Chapman Taylor and WS Atkins to contribute to regeneration plan for up to 150 000 m2 of city-centre retail space.
Architect Chapman Taylor and engineer WS Atkins are set to be appointed by Liverpool City Council to advise on the regeneration of up to 150 000 m2 of city-centre retail space.

The council’s city-centre development team has recommended that the firms be added to a team, led by agent Healey & Baker, that is masterplanning the revival of the Paradise Street shopping district.

Chapman Taylor will advise on urban design aspects and Atkins on transport in a brief for a competition that will see a council development partner picked by the end of the year. Council city-centre development team manager Jenny Douglas said there was a chance that one or both firms could be retained by the winning developer. However, she added that the developer might also want to employ its own consultants.

Part of Chapman Taylor’s role will be to explain how the grade I-listed Blue Coat Chambers building in the Paradise Street area can be retained and incorporated into a retail or mixed-use scheme.

The firm will also draw up recommendations to ensure that the new Paradise Street scheme integrates itself properly into the rest of Liverpool city centre.

Douglas said: “It won’t be a proscriptive brief, but there are some sacrosanct buildings that will have to remain, and we also want to maintain permeability – an ability to walk through the new proposals.

“What we do not want is an enclosed box plonked down in the area in the way that many 1950s and 1960s schemes in city centres were imposed without any sensitivity to the areas they were built in. But we are also looking for something that is commercially viable.” Atkins will be examining how the scheme will affect pedestrians, and advising on the future of a bus station in the middle of the Paradise Street site.

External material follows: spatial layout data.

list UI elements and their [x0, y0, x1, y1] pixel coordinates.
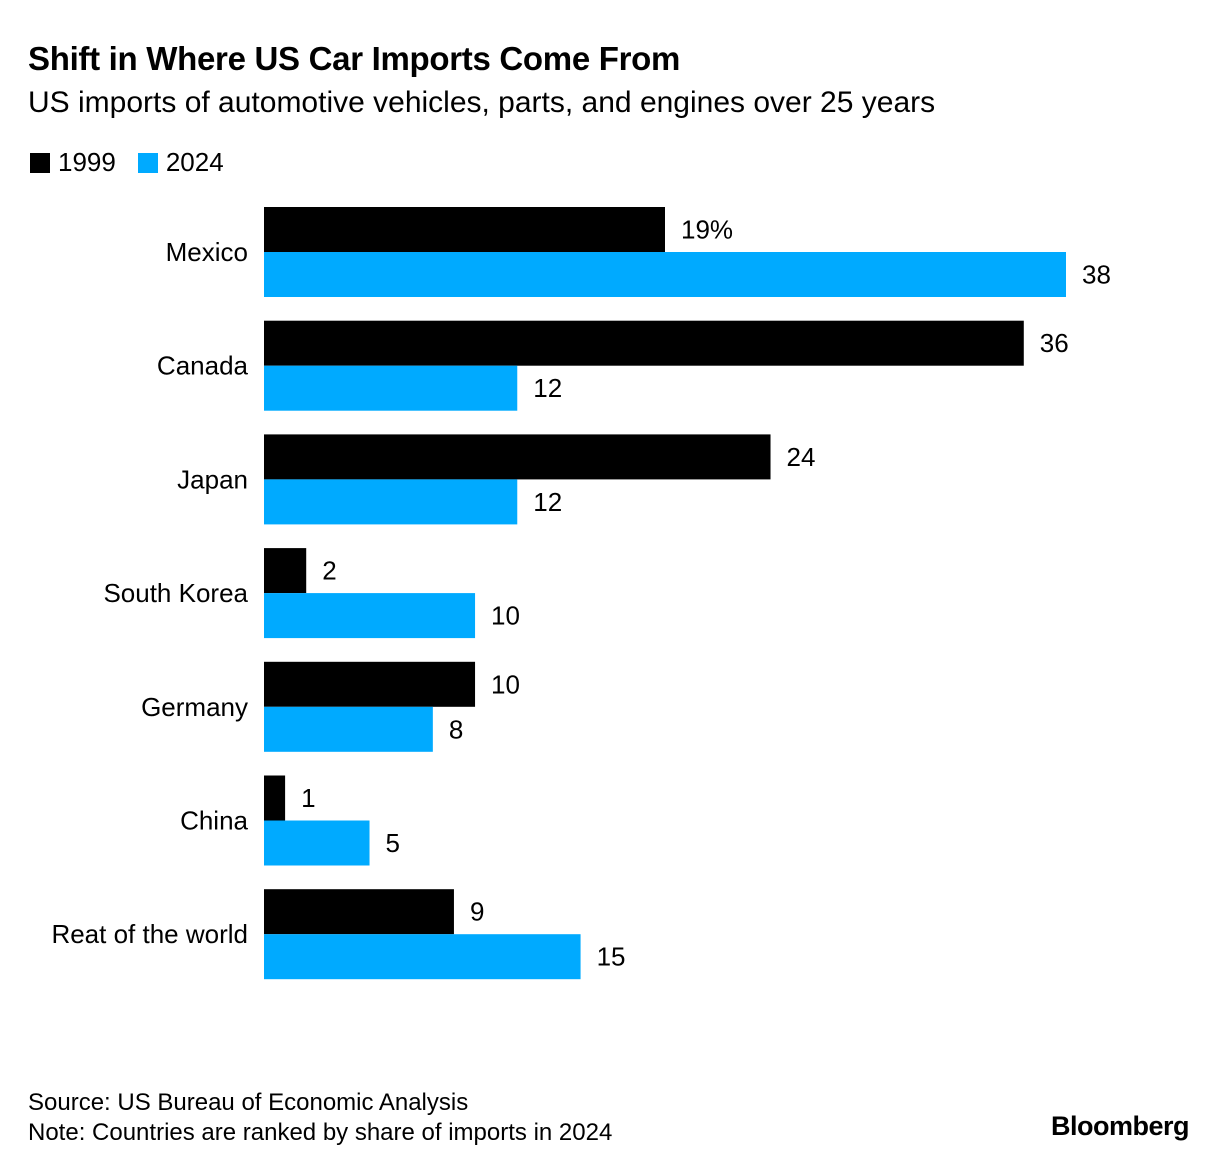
data-label-china-2024: 5	[386, 828, 400, 858]
legend: 1999 2024	[30, 147, 246, 178]
bar-germany-1999	[264, 661, 476, 707]
bar-china-2024	[264, 820, 370, 866]
chart-subtitle: US imports of automotive vehicles, parts…	[28, 86, 936, 119]
data-label-reat-of-the-world-2024: 15	[597, 942, 626, 972]
bar-canada-1999	[264, 320, 1024, 366]
data-label-south-korea-2024: 10	[491, 601, 520, 631]
legend-label-2024: 2024	[165, 147, 224, 177]
bar-south-korea-1999	[264, 548, 307, 594]
bar-germany-2024	[264, 706, 433, 752]
data-label-canada-1999: 36	[1040, 328, 1069, 358]
category-label-japan: Japan	[177, 464, 248, 494]
data-label-japan-1999: 24	[787, 442, 816, 472]
data-label-germany-2024: 8	[449, 714, 463, 744]
bar-canada-2024	[264, 365, 518, 411]
data-label-germany-1999: 10	[491, 669, 520, 699]
category-label-canada: Canada	[157, 351, 249, 381]
data-label-china-1999: 1	[301, 783, 315, 813]
bar-japan-1999	[264, 434, 771, 480]
data-label-reat-of-the-world-1999: 9	[470, 897, 484, 927]
bar-mexico-2024	[264, 252, 1066, 297]
ranking-note: Note: Countries are ranked by share of i…	[28, 1119, 613, 1146]
bar-mexico-1999	[264, 207, 665, 252]
category-label-south-korea: South Korea	[103, 578, 248, 608]
data-label-mexico-2024: 38	[1082, 260, 1111, 290]
legend-label-1999: 1999	[58, 147, 116, 177]
legend-swatch-1999	[30, 152, 50, 173]
bloomberg-logo: Bloomberg	[1050, 1111, 1190, 1141]
legend-item-1999: 1999	[30, 147, 116, 178]
data-label-japan-2024: 12	[533, 487, 562, 517]
bar-reat-of-the-world-2024	[264, 934, 581, 980]
data-label-canada-2024: 12	[533, 373, 562, 403]
category-label-mexico: Mexico	[166, 237, 248, 267]
category-label-reat-of-the-world: Reat of the world	[51, 919, 248, 949]
bar-china-1999	[264, 775, 286, 821]
bar-reat-of-the-world-1999	[264, 889, 454, 935]
chart-title: Shift in Where US Car Imports Come From	[28, 40, 681, 77]
source-note: Source: US Bureau of Economic Analysis	[28, 1089, 469, 1116]
data-label-south-korea-1999: 2	[322, 556, 336, 586]
data-label-mexico-1999: 19%	[681, 215, 733, 245]
legend-swatch-2024	[137, 152, 158, 173]
category-label-germany: Germany	[141, 692, 248, 722]
bar-japan-2024	[264, 479, 518, 525]
bar-south-korea-2024	[264, 593, 476, 639]
legend-item-2024: 2024	[137, 147, 224, 178]
category-label-china: China	[180, 806, 248, 836]
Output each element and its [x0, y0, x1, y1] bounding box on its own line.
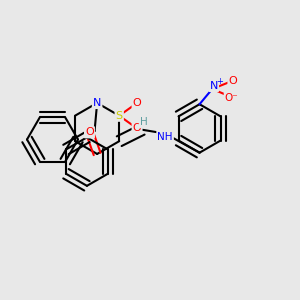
Text: O: O [133, 98, 141, 108]
Text: H: H [140, 117, 148, 127]
Text: O: O [85, 127, 94, 137]
Text: +: + [216, 77, 223, 86]
Text: NH: NH [158, 132, 173, 142]
Text: O: O [229, 76, 237, 86]
Text: O: O [133, 124, 141, 134]
Text: N: N [93, 98, 101, 108]
Text: S: S [116, 111, 123, 121]
Text: O⁻: O⁻ [225, 93, 238, 103]
Text: N: N [210, 81, 218, 91]
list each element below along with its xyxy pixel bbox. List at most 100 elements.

Healey & Baker has already said Paradise Street could be redeveloped to provide 100 000 m2 of retail space, whereas interested developers’ estimates range from 60 000 m2 to 150 000 m2.

  • Former Wimpey chairman Joe Dwyer was this week expected to be named chairman of Liverpool City Partnership, a new public-private company being created to revive the city centre.
The move comes in the wake of the Rogers report’s call for public-private companies to lead regeneration in a “holistic” way. The company board is expected to include senior English Partnerships executive David Shelton. The company is modelled on Manchester Millennium, which has co-ordinated construction spending since an IRA bomb hit the city centre in 1996.